5 vakit namazı vakitlerinde kılmalıdır. Farzlarına, vâciblerine, sünnetlerine riâyet ederek, hepsinin hakkını vererek kılmalıdır. Namazlarını vaktinde kılmayanlar hakkında şiddetli tehdîdler vârid olmuştur. Çok sıkısık durumlarda bile namazı te’hir etmemelidir. Meselâ doğum sancıları ânında, hâmile kadın namazı terk etmemeli, normal şekilde kılamazsa, oturup îmâ ile kılmağa çalışmalıdır. Bunun gibi örtünecek elbisesi olmı- yan çıplak kimse namazını oturarak îmâ ile kılmalıdır. Suda boğulmakta olan kimse aklı başında ise bâzı âlimlere göre tutunacak ot gibi bir şey bulabilirse ona tutunup îmâ ile kılar, namazı geciktirmesi mubah olmaz. Eğer namazı erteleyip de vakit çıktıktan sonra ölürse o namazdan sorumlu olarak Allahü teâlâ’nın huzuruna gider. Eğer tutunacak bir şey bulamazsa ertelemesi mubâh olur. Bâzı âlimlere göre de, o kimsenin yüzerek îmâ ile namaz kılması gerekir, te’hîri mubâh olmaz. Eğer bunu yapmaz da vakit çıkar ve ölürse, namaz, üzerine borç olur. Hasta ve korku namazlarının dînimizde belli, özel durumları vardır. Resûlullah (sallâllahü aleyhi ve sellem): «Farz namazları vakitlerinde kılmağa devam eden kimseye bu namazlar burhan, nûr ve Cehennem ateşinden kurtuluş olur» bu yurmuştur. Buraya kadar Ravdatü’l-ulemâ’dan alındı.
Nisab mikdarı malı olanın, şartlarına uygun olarak, vaktinde zekâtını vermesi farzdır. Buna böylece inanmalıdır. Resûlullah (sallâllahü aleyhi ve sellem): «Zekâtı olmayanın namazı da yoktur» buyurdu. Mûsâ (aleyhisselâm) bir gencin çok güzel namaz kıldığını görüp hayret etti. Seneler sonra o genç ile bir daha karşılaşıp aynı şekilde güzel namaz kıldığını görünce- «Namazını bu gençten daha güzel kılan kimse görmedim» buyurdu. Allahü teâlâ vahy ile bildirdi ki: Yâ Mûsâ! Zekâtını vermedikçe onun namazı işe yaramaz. Namaz ve zekât ikizdir. İkisinden birini, diğeri olmaksızın kabûl etmem. Hâlisatü’l-hakâyık’da böyle yazılıdır.

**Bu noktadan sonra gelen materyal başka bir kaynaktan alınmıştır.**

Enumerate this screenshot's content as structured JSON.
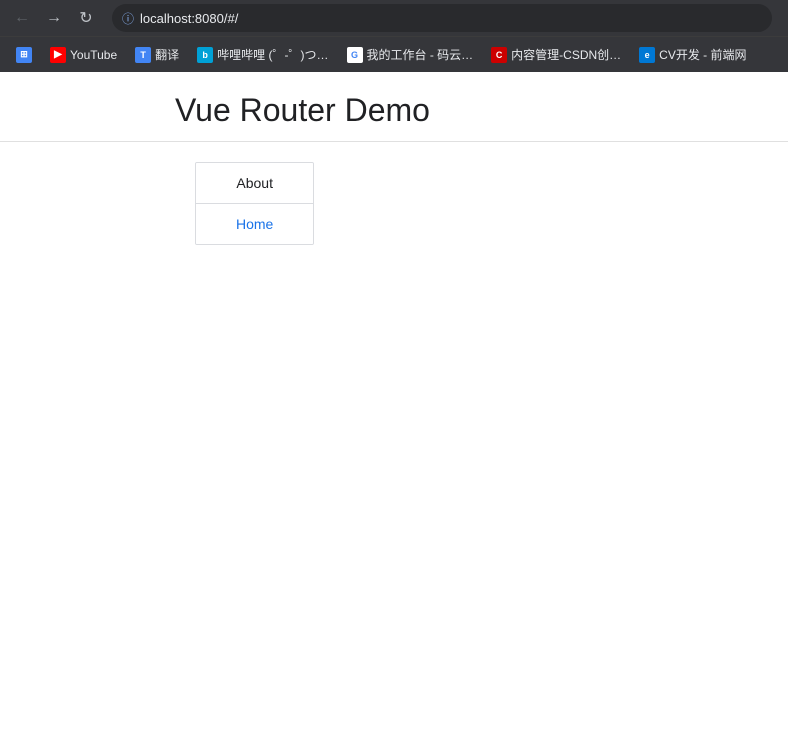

Ramazân-ı şerîf ayında oruç tutmanın ve gücü yetenin hacca gitmesinin farz olduğuna inanmalıdır. Bunların hepsine kalbi ile inanan ve dili ile söyleyen kimseye mü’min denir. Mü’min Allahü teâlâ’nın fadlı ve keremi ile Cennete girer.
Mü’min günâh işlemekle îmândan çıkmaz. Bu günâh küfürden başka büyük olsun, küçük olsun aynıdır. Dînin temel kurallarını yalanlamak, haramları helâl, helâlleri haram bilmek, dîni aşağı görmek îmândan çıkmağa sebebdir. Günâh işlemekle îmânın hakikati kalbden çıkmaz. Mu’tezile yolunda olanların dediği gibi mü’min günâh işlemekle îmandan çıkmaz. Onlara göre büyük günâh işleydn mü’min de değildir, kâfir de değildir. Böylece îmân ile küfr arasında üçüncü bir derecenin varlığına inanmakdadırlar. Mu’tezileye göre ameller îmandan bir parçadır.
Kâfir, ihsân, iyilik etmekle küfürden kurtulamaz. Büyük günâh işleyen mü’minlerin kıyâmetdeki âkıbeti Allahü teâlâ’ya kalmıştır. Dilerse bir mik- dar azâb veya ikâb eder, dilerse azâbı tatdırmadan afv eder. Ehl-i Sünnet îtikâdımıza göre, büyük günâh işliyenin afv edilmesi, tevbe ile veya tevbesiz câizdir. Bu inancımıza Nisâ sûresi, 48. âyeti delildir. Çünki Allahü teâlâ bu âyet-i kerîmede: «Allah, kendisine şirk koşma günâhını afv etmez. Başka günahları dilerse afv eder» buyurmaktadır. Mu’tezile yolundakiler, işlendikten sonra tevbe edilmeyen büyük günâhın afvını câiz görmezler. Hadîs-i şerîfde: «Kalbinde zerre kadar îmân olan Cehennemden kurtulur» buyuruldu. Zerre, karıncanın en küçüğüne denir. Yanî ağırlığı ve hacmi çok küçük demektir. İmânın zerre kadarı, dindeki yakînin en aşağı derecede olmasıdır. Dindeki, îmandaki yakîn, onun parlaklığıdır. Yakînin en aşağı derecede olması, parlaklığının az olması demektir. Yoksa îmân, hâsıl olunca îmândır, parçalanmaz, bölünmez. Kalbinde zerre kadar îmânı olan, hâlis bir niyyetle Allahü teâlâ’dan korkarak günahlardan az bir zaman olsun uzaklaşabilen günahkâr mü’minler Cehennem’den çıkacaklardır. Nitekim Nâziât sûresi, 40. âyeti: «Rabbinin dergâhında Kıyâmetten korkan ve nefsini, iştiha ettiği haramlardan nehy eden kimsenin karargâhı Cennettir» Rabbinden korkanların Cennete gireceklerini göstermektedir.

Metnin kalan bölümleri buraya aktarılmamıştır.